Para que a Iniciação ocorra, será necessário que o adepto permita que os símbolos e ritos sagrados, proporcionados pela doutrina da Tradição Unânime, penetrem em seu interior e operem essa transformação integral, que terá que se produzir quando estes instrumentos despertadores da consciência ordenem a inteligência e toquem as fibras mais sutis e imperceptíveis que se conectam com as verdades eternas. Ela comporta um desenrolar de potencialidades ocultas e misteriosas, que jazem em nossa própria interioridade, e um desenvolvimento das possibilidades verdadeiramente espirituais, que no estado ordinário se encontram adormecidas. O estudo dos códigos simbólicos tradicionais –como aqueles que são proporcionados por nosso Programa–, bem como a meditação e a concentração –e a prática dos rituais iniciáticos–, serão veículos adequados para que esta transmutação e despertar da consciência sejam produzidos e se substituam progressivamente os apegos e as falsas identificações por aquilo que se denomina a Suprema Identidade.

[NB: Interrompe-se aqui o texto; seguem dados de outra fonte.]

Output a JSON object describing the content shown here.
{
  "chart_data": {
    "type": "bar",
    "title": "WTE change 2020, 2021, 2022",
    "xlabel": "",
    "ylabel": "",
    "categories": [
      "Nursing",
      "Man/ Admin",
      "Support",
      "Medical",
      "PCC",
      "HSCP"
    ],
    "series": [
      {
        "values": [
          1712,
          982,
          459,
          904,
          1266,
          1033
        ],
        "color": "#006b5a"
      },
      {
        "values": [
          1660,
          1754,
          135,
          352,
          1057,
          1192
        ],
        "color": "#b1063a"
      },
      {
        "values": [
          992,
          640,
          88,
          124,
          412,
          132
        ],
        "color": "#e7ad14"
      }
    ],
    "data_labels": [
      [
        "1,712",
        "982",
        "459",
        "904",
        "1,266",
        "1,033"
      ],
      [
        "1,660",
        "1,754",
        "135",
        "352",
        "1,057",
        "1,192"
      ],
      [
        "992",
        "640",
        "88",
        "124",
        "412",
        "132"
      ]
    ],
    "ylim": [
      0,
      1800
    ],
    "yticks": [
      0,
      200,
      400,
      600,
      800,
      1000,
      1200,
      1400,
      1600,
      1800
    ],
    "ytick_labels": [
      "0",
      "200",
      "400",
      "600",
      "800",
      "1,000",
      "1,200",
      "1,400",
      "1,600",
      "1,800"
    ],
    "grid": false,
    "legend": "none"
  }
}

Este processo, simbolizado claramente pela transmutação dos metais que propõe a Alquimia, bem como pelas diversas etapas contempladas no simbolismo construtivo, supõe duas fases: a primeira delas é chamada iniciação virtual e vai desde o começo da Obra até a consecução do estado de “homem verdadeiro”, passando por diversos graus que suporão a superação de provas que terão de determinar se o candidato está qualificado; a segunda –chamada Iniciação real ou efetiva– supõe o conhecimento e a experimentação de estados supra-humanos e atingir o estado de “homem transcendente”.
O candidato à Iniciação é como uma semente que, contendo todas as possibilidades de desenvolvimento e procriação, não as poderá plasmar enquanto não penetrar o interior da terra –a caverna iniciática–, descendo aos infernos e morrer, para nascer de novo. É por isso que o recém iniciado é chamado “neófito”, ou planta nova (neo = nova; fito = planta), pois já venceu a primeira morte e está pronto para empreender seu desenvolvimento vertical e ascendente.

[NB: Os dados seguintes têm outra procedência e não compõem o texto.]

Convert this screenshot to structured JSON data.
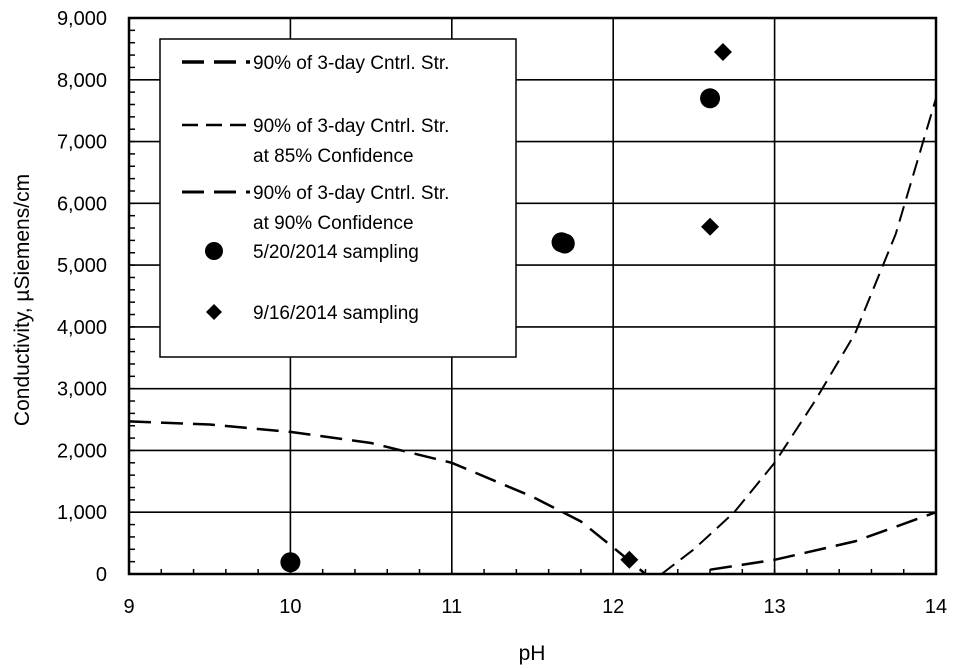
{
  "chart_data": {
    "type": "scatter",
    "xlabel": "pH",
    "ylabel": "Conductivity, µSiemens/cm",
    "xlim": [
      9,
      14
    ],
    "ylim": [
      0,
      9000
    ],
    "x_ticks": [
      9,
      10,
      11,
      12,
      13,
      14
    ],
    "x_tick_labels": [
      "9",
      "10",
      "11",
      "12",
      "13",
      "14"
    ],
    "y_ticks": [
      0,
      1000,
      2000,
      3000,
      4000,
      5000,
      6000,
      7000,
      8000,
      9000
    ],
    "y_tick_labels": [
      "0",
      "1,000",
      "2,000",
      "3,000",
      "4,000",
      "5,000",
      "6,000",
      "7,000",
      "8,000",
      "9,000"
    ],
    "grid": true,
    "legend_position": "top-left",
    "series": [
      {
        "name": "90% of 3-day Cntrl. Str.",
        "kind": "line",
        "dash": "long",
        "line_width": 3,
        "legend_line1": "90% of 3-day Cntrl. Str.",
        "legend_line2": "",
        "x": [],
        "y": []
      },
      {
        "name": "90% of 3-day Cntrl. Str. at 85% Confidence",
        "kind": "line",
        "dash": "medium",
        "line_width": 2,
        "legend_line1": "90% of 3-day Cntrl. Str.",
        "legend_line2": "at 85% Confidence",
        "x": [
          12.3,
          12.5,
          12.75,
          13.0,
          13.25,
          13.5,
          13.75,
          14.0
        ],
        "y": [
          0,
          400,
          1000,
          1800,
          2800,
          3900,
          5500,
          7700
        ]
      },
      {
        "name": "90% of 3-day Cntrl. Str. at 90% Confidence",
        "kind": "line",
        "dash": "long",
        "line_width": 2.5,
        "legend_line1": "90% of 3-day Cntrl. Str.",
        "legend_line2": "at 90% Confidence",
        "segments": [
          {
            "x": [
              9.0,
              9.5,
              10.0,
              10.5,
              11.0,
              11.5,
              11.8,
              12.0,
              12.2
            ],
            "y": [
              2470,
              2420,
              2300,
              2120,
              1800,
              1250,
              850,
              430,
              0
            ]
          },
          {
            "x": [
              12.6,
              13.0,
              13.5,
              14.0
            ],
            "y": [
              70,
              230,
              530,
              1000
            ]
          }
        ]
      },
      {
        "name": "5/20/2014 sampling",
        "kind": "marker",
        "marker": "circle",
        "legend_line1": "5/20/2014 sampling",
        "legend_line2": "",
        "x": [
          10.0,
          11.68,
          11.7,
          12.6
        ],
        "y": [
          190,
          5370,
          5350,
          7700
        ]
      },
      {
        "name": "9/16/2014 sampling",
        "kind": "marker",
        "marker": "diamond",
        "legend_line1": "9/16/2014 sampling",
        "legend_line2": "",
        "x": [
          12.1,
          12.6,
          12.68
        ],
        "y": [
          230,
          5620,
          8450
        ]
      }
    ]
  }
}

Esta morte comporta uma completa dissolução dos estados anteriores, que deverá ser repetida cíclica e gradualmente –em diversos níveis cada vez mais sutis e elevados– durante o curso do processo iniciático, até que renasça o homem novo, o homem verdadeiro, totalmente regenerado, que terá desenvolvido o leque de suas possibilidades humanas e estará pronto para transcender aos estados supra-individuais e recobrar seu verdadeiro Ser. Terá assim retornado ao estado virginal das origens, à pátria celeste.
Não queremos terminar sem dizer algo muito importante para se ter em conta no processo iniciático ou de conhecimento: o de não confundir o plano psicológico com o espiritual, erro que é muito freqüente hoje em dia. Isto acontece porque o espiritual foi negado ao se fazer uma diferença cortante entre alma e corpo, outorgando-se-lhe então a tudo o que não é material, ou corporal, uma categoria espiritual, ou pseudo-espiritual.